The tree was on Belhaven University property so it is their responsibility to remove I would assume. This no doubt happened Thursday afternoon after the school was already all but shut down for Good Friday. It looks like someone, whether BU or neighbor, trimmed some of the top branches and piled them on the left side of the street so it could be driven/walked around. What's the big deal waiting, no doubt, till today?
The point is, Belhavan "University" has grounds and maintenance personnel who could've quickly cleaned up the mess. The tree was on BU's property and fell unto the public right-of-way. If Belhaven was a good neighbor, they would've removed the debris from the street in short order. But Belhaven is not a good neighbor - they're a crappy neighbor, as has been demonstrated time and time again.
Hey "Redneck in Belhaven, Poulan owner"
This happened Thursday. What's your excuse for not clearing it Friday? Saturday?
It may be this: If you clean it up yourself, you have to cut trunk and large limbs into manageable pieces and stack them in order to have it picked up free.

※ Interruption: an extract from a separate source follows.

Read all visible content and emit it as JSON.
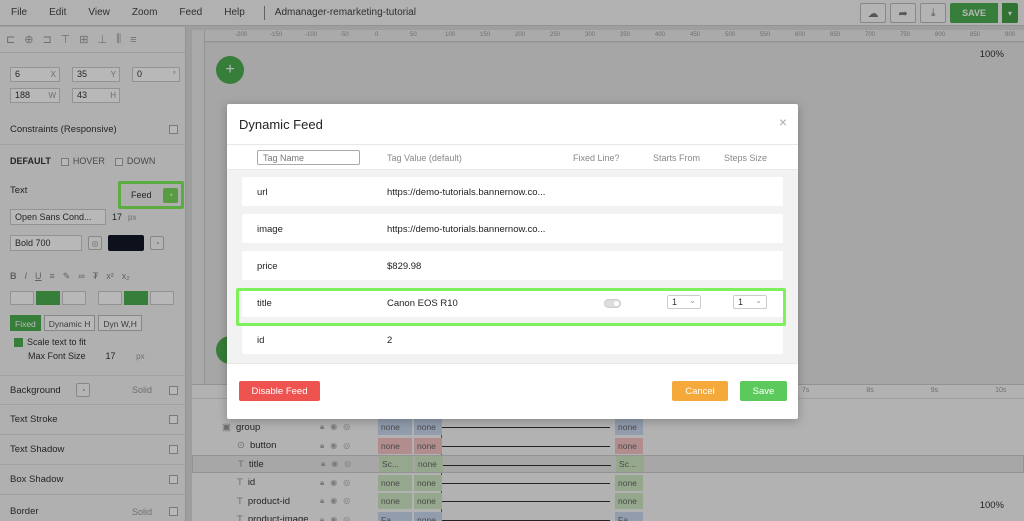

If the City does it, there is no charge after a storm.
Belhaven resident here - The tree that fell was located on Belhaven University's property and is their responsibility. Some neighbors managed to cut a small lane late Saturday. I don't know if the school was closed Friday for the Easter weekend but surely someone on staff could have called a tree removal service by now - since it's been on the news since Thursday PM...
Not to be confused with Blazer Brass.
Sorry all you legal eagles. I'm working on a personal tree claim this morning. If a neighbors tree falls onto your property, everything on your side of the property line is your problem, even if it hits your house. In this instance, the city is responsible for the street and right of way removal, not Belhaven. That being said, a good neighbor like Belhaven should jump on it and get it out of there.
If my tree hits your house, call your insurance agent. That's what you pay them for and that's what the law says.
belhaven might not have the money to pay to remove it...
You're joking on Belhaven not having the money to pay it, right?
1:57. Nope. Look at their financial statements..but hey, they are in better shape than Millsaps...
Is it time for an update for all those well conneceted well off men facing criminal charges who seem to never face da music? They's been a couple of em recently iffn I remember correctly.
I feel really bad for the tree. No one has expressed any remorse for its demise.
So, who is responsible for the worn-out, beat-up street?
I thought Greymont was north of the Coliseum.
Friday was Good Friday to those of the Christian faith. Perhaps Belhaven Univ. was celebrating the death of Jesus, as foretold by the Jewish prophets?